Lawyers representing alleged victims of convicted sex offender Jeffrey Epstein have threatened to subpoena Prince Andrew after the royal was accused of “zero co-operation” with US prosecutors.
In November, the prince said he was “willing to help any appropriate law enforcement agency” if required, after he appeared in a BBC Newsnight interview in which he was questioned over his friendship with Epstein.
But Geoffrey Berman, US attorney and the lead prosecutor in the inquiry, said Monday that the Duke of York has not responded to requests for an interview.
“It’s fair for people to know whether Prince Andrew has followed through with that public commitment,” said Berman, the US Attorney for the Southern District of New York.
“To date, Prince Andrew has provided zero cooperation.”
Gloria Allred, a US lawyer representing some of Epstein’s alleged victims, told BBC Radio 4’s Today program on Tuesday: “This is ridiculous. It’s just not acceptable.”
She added: “I don’t now whether Prince Andrew thinks he’s above the law or whether he thinks that he doesn’t know anything… but excuses just don’t cut this anymore.”
Lisa Bloom, another US lawyer representing five women who say they were abused by Epstein, told BBC’s Newsnight on Monday that her clients were “outraged and disappointed” by Prince Andrew’s failure to cooperate.
“If Prince Andrew truly has done nothing wrong then it’s incumbent upon him to go and speak to the FBI at a time that’s convenient for him and say what he knows,” she said. “Perhaps he can help bring other people to justice.”
Buckingham Palace did not provide any comment in response to CNN’s request.
Can the US subpoena Prince Andrew?
A subpoena is an order that compels someone to appear in court or to submit evidence.
Antonios Tzanakopoulos, associate professor of Public International Law at Oxford University, told CNN that a US court “can always issue a subpoena” but they cannot make someone comply if they are in another jurisdiction, including the UK.
Allred told the BBC that lawyers in the civil lawsuit could seek to subpoena Prince Andrew if he were to travel to the US. “Certainly, if he ever came back to the United States, that would be one of the first things that I’m sure a lot of lawyers, including me, would want to do,” she said.
If he were to travel to the US on an official visit, it is likely he would have some form of immunity, although it might be different if he were on a private visit, added Tzanakopoulos.
Is there another way Prince Andrew could be made to give evidence?
Countries including the UK and US have a Mutual Assistance Treaty, but this is reserved for criminal matters, says Tzanakopoulos. “There is no criminal matter pending in regard to Prince Andrew,” he said.
Epstein died by apparent suicide in August, so his alleged victims have instead brought a civil suit against his estate, claiming damages. The FBI’s criminal investigation concerns Epstein’s alleged co-conspirators.
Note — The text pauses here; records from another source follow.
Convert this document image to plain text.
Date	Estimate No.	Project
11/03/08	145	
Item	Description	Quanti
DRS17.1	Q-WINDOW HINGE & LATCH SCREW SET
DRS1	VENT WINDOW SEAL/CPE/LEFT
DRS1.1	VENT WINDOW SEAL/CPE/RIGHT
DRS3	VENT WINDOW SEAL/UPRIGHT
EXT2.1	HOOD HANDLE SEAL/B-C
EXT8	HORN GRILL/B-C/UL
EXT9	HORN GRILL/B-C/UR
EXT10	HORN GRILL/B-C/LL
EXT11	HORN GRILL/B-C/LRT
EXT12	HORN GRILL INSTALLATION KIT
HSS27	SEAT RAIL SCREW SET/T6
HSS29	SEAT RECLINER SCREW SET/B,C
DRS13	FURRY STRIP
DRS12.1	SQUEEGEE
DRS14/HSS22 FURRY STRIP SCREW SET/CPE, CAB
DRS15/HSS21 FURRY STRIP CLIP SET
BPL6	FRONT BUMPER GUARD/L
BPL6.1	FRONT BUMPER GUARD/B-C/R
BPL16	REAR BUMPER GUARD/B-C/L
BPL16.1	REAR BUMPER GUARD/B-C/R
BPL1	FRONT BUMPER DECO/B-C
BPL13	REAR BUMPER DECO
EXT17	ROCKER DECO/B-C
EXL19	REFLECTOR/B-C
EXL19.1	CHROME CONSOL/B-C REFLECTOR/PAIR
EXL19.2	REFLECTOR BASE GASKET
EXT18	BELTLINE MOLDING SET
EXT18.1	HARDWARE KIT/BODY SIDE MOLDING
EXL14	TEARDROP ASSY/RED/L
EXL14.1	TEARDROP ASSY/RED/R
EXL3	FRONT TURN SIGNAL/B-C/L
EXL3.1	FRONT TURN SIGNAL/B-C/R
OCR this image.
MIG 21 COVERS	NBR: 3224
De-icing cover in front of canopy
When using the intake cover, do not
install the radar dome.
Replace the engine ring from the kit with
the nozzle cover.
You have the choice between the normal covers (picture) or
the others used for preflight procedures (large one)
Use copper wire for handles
Virginia Giuffre, one of Epstein’s accusers, claims she was trafficked to London by Epstein in 2001, when she was 17, and forced to have sex with his friends, including Prince Andrew.
The prince has emphatically denied any form of sexual contact or relationship with her.
The US could make a request to the UK’s High Court under a law that provides assistance in civil matters, says Tzanakopoulos, but this process is “so permissive it’s easy to give reasons not to do it.”
Are the UK courts likely to help?
The UK makes its own rules on how to comply with a request relating to a proceeding in a foreign court.
The Evidence (Proceedings in Other Jurisdictions) Act 1975 states that “a person shall not be compelled … to give any evidence if his doing so would be prejudicial to the security of the United Kingdom.”
Tzanakopoulos believes that “if we’re talking about the Queen’s son, arguments could easily be made that it is prejudicial.”
Anna Bradshaw, a lawyer at Peters and Peters Solicitors, told CNN that even if a request were made for Mutual Legal Assistance in a criminal case, the prince could respond in a UK court with all the accompanying protections available under UK law.
Even if such a request were granted or refused, Bradshaw said, the public would not necessarily know about it – UK government policy is not to reveal the details of such requests.